= Amy Beth Kirsten =

American composer (born 1972)

Amy Beth Kirsten (born 1972) is an American composer. She has worked with musical groups and ensembles including the Chicago Symphony Orchestra, American Composers Orchestra, and eighth blackbird, and is one of the co-founders of HOWL ensemble.

== Life and career ==
Kirsten began writing songs and choral pieces while learning the piano as a child. She was a vocal and piano major at Benedictine University but only began formal composition training at the age of 30. She received her Doctor of Musical Arts at the Peabody Institute and Master of Music at Roosevelt University.

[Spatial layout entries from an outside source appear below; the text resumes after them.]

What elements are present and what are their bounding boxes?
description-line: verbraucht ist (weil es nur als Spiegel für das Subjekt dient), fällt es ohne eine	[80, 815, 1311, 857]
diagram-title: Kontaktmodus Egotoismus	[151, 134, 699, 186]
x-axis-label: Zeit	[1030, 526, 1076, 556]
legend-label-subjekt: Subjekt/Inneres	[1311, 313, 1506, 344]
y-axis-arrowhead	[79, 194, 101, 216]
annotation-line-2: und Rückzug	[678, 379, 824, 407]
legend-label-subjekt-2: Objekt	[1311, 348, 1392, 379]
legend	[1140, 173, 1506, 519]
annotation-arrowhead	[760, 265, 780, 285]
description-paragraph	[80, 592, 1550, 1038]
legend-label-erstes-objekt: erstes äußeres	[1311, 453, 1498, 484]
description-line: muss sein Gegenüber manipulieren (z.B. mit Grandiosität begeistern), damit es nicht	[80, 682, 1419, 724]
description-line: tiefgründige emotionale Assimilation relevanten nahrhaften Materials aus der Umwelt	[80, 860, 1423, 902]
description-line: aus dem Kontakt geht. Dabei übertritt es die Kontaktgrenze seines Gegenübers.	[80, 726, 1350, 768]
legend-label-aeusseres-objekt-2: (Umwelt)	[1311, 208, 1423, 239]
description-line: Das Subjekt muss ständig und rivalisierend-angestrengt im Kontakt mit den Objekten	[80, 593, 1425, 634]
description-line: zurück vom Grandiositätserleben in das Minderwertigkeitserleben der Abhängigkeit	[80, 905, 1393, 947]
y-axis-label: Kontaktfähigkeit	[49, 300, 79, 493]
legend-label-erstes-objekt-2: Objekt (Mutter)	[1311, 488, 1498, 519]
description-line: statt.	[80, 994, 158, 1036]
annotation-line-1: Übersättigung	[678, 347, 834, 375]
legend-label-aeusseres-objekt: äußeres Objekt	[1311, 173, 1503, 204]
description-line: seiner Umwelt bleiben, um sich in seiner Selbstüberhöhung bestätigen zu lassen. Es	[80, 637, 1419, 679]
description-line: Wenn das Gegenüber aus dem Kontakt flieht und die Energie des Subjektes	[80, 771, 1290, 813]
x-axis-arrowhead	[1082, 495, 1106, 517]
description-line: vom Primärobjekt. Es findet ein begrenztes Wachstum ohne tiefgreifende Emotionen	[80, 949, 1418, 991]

Kirsten is most notable for her works for “Composed Theatre”, which is referred by Matthias Rebstock as “the creative process and the performance of pieces that are determined by compositional strategies and, in a broader sense, by compositional thinking.” Her major theatrical works include Savior (2016-2018) and QUIXOTE (2015-2017), and Colombine's Paradise Theatre (2010-2013). Her notable instrumental compositions include Pirouette On a Moon Sliver (2011) for flute solo and Drink Me (2010) for chamber orchestra, both with elements of vocalization.

Kirsten currently serves on the composition faculty at The Juilliard School and Curtis Institute. She previously served on the faculty of the Peabody Institute of Johns Hopkins University from 2015 to 2017. She has also been the faculty and advisory board of the annual highSCORE festival in Pavia, Italy since 2011.